Padrona della scena, Lucia Lavia incarna una Madame Bovary fisica e impetuosa: grida, sviene, si scompiglia e si impolvera, il volto teso a trattenere la rabbia, il corpo che si contorce di desiderio, la collana di perle che le scende di traverso. Figlia di Gabriele Lavia e Monica Guerritore, l’attrice mostra un’accentuata enfasi, specialmente nei monologhi: ma gli eccessi sono illuminati da lampi d’ironia e adeguati ad interpretare la carnale e inquieta Emma, animale selvaggio in cattività. Un’interpretazione che si esalta nella contrapposizione con il marito Charles (Lino Musella): inetto, insicuro, fastidiosamente gentile; vigliacco e passivo, incapace di dire di no, ma anche dotato di una stolida tenerezza.

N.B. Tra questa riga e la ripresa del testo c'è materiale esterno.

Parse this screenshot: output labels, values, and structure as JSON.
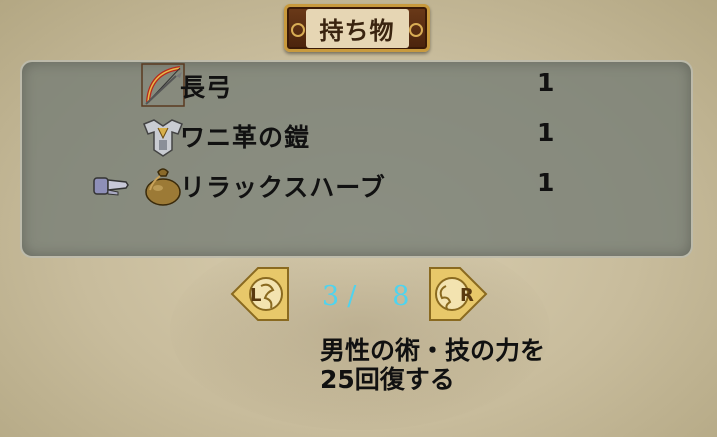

Diversi personaggi orbitano attorno alla bella ed egoista Bovary, ognuno con un proprio ruolo e complessità, tutti ben interpretati. Il padre sbrigativo e il farmacista meschino, il commerciante imbonitore e usuraio, la figlia come bambola affidata alla balia e gli amanti vagheggiati o reali. E il servitore zoppo: l’unico per cui Emma sembra provare, almeno per un istante, un moto di sincera compassione. Gli attori si muovono su due livelli, con terrazzino sospeso e pannelli reticolati continuamente spostati a destra e sinistra. Una scenografia a tratti macchinosa e non sempre in sintonia con lo sviluppo della pièce, che contribuisce comunque a ricreare il freddo squallore della gabbia borghese: le convenzioni sociali di cui i personaggi sono ostaggio più o meno consapevole.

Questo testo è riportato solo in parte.